Adı felsefeciler arasında geçen Arthur Schopenhauer,  kadının erkeğe itaate zorunlu olduğunu düşünür. Kadınlar Üzerine (Über die Weiber) başlığında uzun uzun, kadının ne denli düşük bir varlık olduğunu anlatır. Schopenhauer, kadının çocuğuna olan sevgisinin bile, erkeğin hayatta olduğu sürece devam ettiğini belirtir. İkiyüzlülüğün kadında doğuştan olduğunu düşünen bu büyük düşünür, kadına sadakatin anlamsızlığını ileri sürer. Ne felsefe ama!

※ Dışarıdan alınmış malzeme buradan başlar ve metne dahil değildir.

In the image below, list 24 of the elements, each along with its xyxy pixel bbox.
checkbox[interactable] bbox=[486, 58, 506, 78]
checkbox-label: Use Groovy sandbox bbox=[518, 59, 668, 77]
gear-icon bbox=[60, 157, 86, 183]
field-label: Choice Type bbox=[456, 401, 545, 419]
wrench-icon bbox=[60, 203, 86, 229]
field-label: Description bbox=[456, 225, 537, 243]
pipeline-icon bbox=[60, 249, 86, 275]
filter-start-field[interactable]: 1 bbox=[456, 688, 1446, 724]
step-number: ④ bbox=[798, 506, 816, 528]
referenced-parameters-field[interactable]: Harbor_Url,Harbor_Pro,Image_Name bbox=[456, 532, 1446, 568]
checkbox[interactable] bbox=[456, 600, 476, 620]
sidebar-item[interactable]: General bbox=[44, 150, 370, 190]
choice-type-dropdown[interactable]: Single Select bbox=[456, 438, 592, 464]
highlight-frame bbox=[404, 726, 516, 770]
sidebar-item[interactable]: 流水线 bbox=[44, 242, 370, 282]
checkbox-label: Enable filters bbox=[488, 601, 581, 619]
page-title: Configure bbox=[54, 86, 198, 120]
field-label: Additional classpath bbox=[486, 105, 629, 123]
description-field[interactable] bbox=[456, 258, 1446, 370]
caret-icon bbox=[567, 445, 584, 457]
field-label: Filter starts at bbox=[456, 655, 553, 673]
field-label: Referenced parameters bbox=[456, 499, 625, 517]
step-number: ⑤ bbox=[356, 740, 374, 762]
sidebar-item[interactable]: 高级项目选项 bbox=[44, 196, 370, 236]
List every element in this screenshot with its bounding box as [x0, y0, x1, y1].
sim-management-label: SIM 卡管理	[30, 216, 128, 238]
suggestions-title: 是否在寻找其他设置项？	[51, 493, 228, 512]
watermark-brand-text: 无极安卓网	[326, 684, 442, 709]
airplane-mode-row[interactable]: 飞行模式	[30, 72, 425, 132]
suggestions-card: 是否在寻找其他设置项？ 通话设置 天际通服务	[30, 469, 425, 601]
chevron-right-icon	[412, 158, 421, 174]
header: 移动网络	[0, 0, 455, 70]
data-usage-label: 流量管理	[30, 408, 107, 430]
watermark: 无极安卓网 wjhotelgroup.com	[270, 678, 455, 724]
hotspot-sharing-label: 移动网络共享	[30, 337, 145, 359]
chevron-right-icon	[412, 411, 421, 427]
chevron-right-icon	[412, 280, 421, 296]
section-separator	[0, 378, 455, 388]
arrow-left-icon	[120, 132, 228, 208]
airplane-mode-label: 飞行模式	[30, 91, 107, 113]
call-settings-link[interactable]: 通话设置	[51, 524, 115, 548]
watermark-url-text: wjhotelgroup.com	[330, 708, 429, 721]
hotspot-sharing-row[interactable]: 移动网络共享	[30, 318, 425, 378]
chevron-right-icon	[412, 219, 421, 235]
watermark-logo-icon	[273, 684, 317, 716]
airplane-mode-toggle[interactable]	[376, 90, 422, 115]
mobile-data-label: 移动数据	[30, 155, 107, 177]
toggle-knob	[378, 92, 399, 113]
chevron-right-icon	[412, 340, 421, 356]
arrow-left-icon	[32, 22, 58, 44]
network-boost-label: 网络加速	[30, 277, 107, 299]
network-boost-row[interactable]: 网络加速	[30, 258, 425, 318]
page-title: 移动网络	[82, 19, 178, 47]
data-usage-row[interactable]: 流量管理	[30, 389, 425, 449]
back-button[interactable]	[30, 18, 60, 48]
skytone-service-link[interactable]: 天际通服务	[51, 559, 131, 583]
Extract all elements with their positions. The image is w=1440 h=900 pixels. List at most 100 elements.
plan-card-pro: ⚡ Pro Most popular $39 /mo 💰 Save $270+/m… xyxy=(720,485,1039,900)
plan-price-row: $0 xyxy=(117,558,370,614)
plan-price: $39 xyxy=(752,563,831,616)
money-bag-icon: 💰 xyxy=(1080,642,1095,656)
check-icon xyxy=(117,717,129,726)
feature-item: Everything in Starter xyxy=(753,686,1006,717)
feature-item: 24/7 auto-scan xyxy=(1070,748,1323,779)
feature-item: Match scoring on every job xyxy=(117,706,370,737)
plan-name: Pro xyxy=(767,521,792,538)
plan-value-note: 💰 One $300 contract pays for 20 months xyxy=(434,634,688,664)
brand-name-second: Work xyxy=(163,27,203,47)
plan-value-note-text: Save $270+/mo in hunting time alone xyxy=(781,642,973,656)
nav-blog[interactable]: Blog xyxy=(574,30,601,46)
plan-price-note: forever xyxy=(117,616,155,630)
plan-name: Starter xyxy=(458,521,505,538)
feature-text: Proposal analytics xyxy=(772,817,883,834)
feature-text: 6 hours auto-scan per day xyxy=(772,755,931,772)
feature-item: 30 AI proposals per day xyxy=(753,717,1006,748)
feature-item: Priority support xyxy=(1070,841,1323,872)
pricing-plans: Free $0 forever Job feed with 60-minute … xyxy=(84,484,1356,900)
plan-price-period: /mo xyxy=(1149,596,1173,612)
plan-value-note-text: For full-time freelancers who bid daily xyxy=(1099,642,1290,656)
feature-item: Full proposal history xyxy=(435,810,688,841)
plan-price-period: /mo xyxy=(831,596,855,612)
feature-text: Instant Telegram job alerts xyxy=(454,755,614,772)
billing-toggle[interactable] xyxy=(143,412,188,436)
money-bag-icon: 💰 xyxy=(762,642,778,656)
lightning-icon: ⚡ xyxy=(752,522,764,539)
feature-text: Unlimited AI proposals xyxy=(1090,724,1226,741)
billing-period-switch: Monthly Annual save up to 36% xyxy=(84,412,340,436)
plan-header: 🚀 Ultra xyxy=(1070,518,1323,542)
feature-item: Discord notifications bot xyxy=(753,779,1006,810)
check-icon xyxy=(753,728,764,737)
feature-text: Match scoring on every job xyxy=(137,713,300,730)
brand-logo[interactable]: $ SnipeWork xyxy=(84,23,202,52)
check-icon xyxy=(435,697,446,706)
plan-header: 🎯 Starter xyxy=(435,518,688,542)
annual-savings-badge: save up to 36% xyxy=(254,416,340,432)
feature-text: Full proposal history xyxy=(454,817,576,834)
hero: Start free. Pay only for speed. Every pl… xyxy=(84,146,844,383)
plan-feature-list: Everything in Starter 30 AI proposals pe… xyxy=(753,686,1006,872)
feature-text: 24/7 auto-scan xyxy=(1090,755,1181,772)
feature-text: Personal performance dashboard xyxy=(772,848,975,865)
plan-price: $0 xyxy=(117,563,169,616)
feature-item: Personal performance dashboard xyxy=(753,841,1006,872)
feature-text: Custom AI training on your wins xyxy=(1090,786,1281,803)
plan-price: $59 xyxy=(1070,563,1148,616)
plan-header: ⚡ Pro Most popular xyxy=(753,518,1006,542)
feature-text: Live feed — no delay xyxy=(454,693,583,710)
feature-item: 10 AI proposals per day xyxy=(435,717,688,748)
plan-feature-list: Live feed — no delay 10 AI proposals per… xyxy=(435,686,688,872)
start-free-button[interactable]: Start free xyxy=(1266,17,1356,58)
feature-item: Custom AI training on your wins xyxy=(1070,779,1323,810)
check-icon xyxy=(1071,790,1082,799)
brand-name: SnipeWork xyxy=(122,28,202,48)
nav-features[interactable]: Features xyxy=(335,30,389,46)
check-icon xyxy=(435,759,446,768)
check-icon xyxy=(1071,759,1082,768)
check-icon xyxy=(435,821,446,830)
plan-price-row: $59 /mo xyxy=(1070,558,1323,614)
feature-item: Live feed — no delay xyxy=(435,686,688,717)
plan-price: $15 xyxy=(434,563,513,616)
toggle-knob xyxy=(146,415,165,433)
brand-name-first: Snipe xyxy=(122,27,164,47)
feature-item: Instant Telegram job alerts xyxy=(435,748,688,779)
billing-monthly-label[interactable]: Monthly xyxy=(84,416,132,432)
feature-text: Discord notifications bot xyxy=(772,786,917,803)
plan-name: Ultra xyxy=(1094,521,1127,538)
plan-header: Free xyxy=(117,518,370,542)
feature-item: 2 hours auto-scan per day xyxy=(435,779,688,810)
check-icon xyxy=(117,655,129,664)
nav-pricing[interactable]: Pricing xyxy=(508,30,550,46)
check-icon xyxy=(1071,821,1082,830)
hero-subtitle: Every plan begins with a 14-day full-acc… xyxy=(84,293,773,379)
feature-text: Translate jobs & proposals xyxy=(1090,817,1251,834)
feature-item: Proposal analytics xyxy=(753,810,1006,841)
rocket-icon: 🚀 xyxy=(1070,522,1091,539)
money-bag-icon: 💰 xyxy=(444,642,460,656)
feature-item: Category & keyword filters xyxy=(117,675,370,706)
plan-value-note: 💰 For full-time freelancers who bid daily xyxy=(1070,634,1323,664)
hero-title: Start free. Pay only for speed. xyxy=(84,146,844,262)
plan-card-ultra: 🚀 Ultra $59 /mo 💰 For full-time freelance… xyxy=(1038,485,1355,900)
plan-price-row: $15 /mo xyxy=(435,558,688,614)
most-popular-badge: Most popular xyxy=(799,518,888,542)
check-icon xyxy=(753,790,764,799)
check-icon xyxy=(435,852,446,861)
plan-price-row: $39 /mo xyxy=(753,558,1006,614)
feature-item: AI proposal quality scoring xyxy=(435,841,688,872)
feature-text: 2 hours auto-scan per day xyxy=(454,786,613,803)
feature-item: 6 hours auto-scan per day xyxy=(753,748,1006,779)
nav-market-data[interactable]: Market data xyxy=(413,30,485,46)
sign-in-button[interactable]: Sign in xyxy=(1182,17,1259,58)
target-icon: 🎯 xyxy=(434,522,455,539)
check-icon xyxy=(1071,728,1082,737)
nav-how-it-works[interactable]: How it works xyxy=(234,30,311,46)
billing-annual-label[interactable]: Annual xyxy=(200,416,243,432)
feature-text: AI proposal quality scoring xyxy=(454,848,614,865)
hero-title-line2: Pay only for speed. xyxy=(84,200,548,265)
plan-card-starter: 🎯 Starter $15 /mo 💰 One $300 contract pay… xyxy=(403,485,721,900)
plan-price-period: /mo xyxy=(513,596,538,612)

Schopenhauer’un aforizmalarından birkaçının bu düzeyde olduğunu ve diğer konularda anlamlı düşünceler ortaya koyduğunu sanmayın. Onun anlatımlarında kadına karşı tutumuyla erkek, aslında ortaya koyduğu kadın tasarımından da geri bir duruma düşer ama özensiz aktarımlarında bir erkek olarak o, bunu hissetmez bile.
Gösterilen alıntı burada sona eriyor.